Forma
Purpose or Promise
Forma is designed to prepare young people (ages 12–22) for a future shaped by rapid technological change by centering learning on uniquely human skills—agency, collaboration, creation, and real-world impact. The model addresses a core challenge facing schools today: how to help learners thrive in an AI-rich world without reducing learning to content consumption or test performance. Forma organizes learning around community-connected projects, intensive coaching relationships, and a living curriculum that adapts to each learner’s development. Assessment is treated as a continuous learning process rather than a retrospective judgment, helping students navigate their growth with clarity and confidence.
What makes Forma distinctive is its integration of developmental science, project-based learning, and ambient AI to support deeply personalized learning pathways at scale.
Key Measurable Outcomes
Forma defines success through a developmental Portrait of a Future-Ready Graduate, measured across age bands (11–14, 15–18, 19–22) and four competency domains.
Learning Environment
Learning at Forma is organized into 8-week sprints built around community-connected projects that students co-design with Formation Coaches and AI-supported tools. Rather than progressing through fixed courses, students pursue personalized projects that serve as the vehicle for building academic knowledge and human skills. Content is treated as a medium for skill development, with targeted seminars (“dives”) in literacy, math, science, technology, and the arts offered in response to project needs. Learning happens both on campus and off—through internships, apprenticeships, community partnerships, and applied work—reflecting Forma’s emphasis on real-world relevance.
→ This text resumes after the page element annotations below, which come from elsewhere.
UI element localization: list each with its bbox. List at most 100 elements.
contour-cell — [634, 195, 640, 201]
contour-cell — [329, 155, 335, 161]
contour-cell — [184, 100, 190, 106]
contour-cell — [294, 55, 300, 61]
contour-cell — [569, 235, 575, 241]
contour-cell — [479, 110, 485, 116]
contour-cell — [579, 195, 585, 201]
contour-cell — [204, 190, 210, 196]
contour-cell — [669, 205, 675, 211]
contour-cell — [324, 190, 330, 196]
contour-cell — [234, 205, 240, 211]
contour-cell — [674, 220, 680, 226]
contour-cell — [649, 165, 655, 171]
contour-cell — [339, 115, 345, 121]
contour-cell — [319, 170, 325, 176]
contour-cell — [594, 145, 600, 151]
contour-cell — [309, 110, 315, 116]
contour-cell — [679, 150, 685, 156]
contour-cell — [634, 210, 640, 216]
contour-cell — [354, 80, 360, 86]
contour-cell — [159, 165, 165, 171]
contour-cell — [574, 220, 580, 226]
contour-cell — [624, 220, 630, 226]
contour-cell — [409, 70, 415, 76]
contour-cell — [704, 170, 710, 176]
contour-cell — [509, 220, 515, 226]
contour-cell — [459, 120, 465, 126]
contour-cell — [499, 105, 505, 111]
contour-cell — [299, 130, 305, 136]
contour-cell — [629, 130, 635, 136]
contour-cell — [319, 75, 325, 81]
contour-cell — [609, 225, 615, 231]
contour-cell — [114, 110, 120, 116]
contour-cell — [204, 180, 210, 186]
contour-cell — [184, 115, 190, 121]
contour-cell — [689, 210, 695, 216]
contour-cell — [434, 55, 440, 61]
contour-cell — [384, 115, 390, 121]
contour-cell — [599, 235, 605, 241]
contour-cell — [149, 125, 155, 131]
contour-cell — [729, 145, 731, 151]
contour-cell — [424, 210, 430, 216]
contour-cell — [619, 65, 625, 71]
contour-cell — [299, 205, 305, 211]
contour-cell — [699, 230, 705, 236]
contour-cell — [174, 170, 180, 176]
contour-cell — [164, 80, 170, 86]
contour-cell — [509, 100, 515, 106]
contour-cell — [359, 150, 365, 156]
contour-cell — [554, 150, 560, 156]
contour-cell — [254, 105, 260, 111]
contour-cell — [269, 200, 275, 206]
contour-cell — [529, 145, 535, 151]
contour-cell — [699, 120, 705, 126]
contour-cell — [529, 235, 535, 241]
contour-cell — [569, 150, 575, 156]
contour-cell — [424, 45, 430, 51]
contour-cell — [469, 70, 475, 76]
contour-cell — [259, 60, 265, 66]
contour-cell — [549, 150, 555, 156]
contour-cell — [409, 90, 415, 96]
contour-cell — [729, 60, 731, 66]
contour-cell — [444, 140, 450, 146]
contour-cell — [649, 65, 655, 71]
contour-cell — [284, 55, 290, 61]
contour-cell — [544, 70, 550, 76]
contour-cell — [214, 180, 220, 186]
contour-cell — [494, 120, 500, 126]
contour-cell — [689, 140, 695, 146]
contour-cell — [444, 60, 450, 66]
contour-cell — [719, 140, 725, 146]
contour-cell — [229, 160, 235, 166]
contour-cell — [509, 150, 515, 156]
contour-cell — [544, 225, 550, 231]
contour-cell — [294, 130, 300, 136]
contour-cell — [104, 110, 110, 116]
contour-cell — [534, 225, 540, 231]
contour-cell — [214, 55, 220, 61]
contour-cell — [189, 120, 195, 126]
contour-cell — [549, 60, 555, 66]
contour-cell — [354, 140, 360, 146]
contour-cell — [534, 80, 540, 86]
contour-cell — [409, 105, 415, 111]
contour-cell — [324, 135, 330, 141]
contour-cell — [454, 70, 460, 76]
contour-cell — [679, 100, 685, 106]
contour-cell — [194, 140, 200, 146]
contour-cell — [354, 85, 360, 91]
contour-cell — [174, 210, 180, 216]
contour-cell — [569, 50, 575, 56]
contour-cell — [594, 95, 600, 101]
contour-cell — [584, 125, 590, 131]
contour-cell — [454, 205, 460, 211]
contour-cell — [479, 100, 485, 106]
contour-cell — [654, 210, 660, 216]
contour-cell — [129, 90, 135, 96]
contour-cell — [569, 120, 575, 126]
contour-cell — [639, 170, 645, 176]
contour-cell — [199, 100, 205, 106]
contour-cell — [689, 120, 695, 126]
Students are grouped into coaching pods that provide daily relationship-building and academic support. Within these pods, learners plan their work, reflect on challenges, and receive feedback from peers, coaches, and community partners. Schedules are flexible and responsive, combining deep work blocks, design studio time, seminars, and optional experiences. Assessment is embedded in daily practice: students regularly reflect on their growth, revise their work, and use feedback to make informed decisions about next steps. FormaAI and FormaGPS aggregate evidence from projects, coaching conversations, peer feedback, and self-reflection to help learners understand where they are and where they want to go.
Adults at Forma operate in redesigned roles that emphasize coaching, design, and partnership. Formation Coaches stay with small groups of students over multiple years, acting as mentors and architects of learning experiences rather than content deliverers.
Additional roles—Learning Experience Designers, Data Analysts, Forma Experts, and Near-Peer Coaches—support high-quality projects and personalized pathways. A day in the life for a student might include a morning pod sync, extended studio time on a community project, a targeted seminar to build needed skills, and reflection informed by FormaGPS data. For adults, the day blends facilitation, coaching, project design, coordination with partners, and collaborative planning.
Student Journey
Time, Space, and Resources
Key artifacts
- Portrait of a Graduate & developmental rubric
- See other resources here, including:
- Assessment & navigation system
- Project & sprint structure: 8-week sprint model and project scope
- Sample schedule: “Leo’s (13) Student Schedule – 8 Week Learning Journey”
- Adult roles: Formation Coach profile and staffing overview
Conditions that would need to be true to bring this model to life
- Flexible scheduling and policy environments that support multi-week sprints, off-campus learning, and competency-based progression.
- Robust AI and data infrastructure, with strong safeguards for privacy, consent, and bias mitigation.
- Significant adult capacity-building in coaching, project design, developmental assessment, and AI-supported practice.
- Sustained community and workforce partnerships to enable authentic projects and expert involvement.
- Assessment and graduation systems that recognize portfolios, exhibitions, and demonstrated competencies alongside or in place of traditional credits.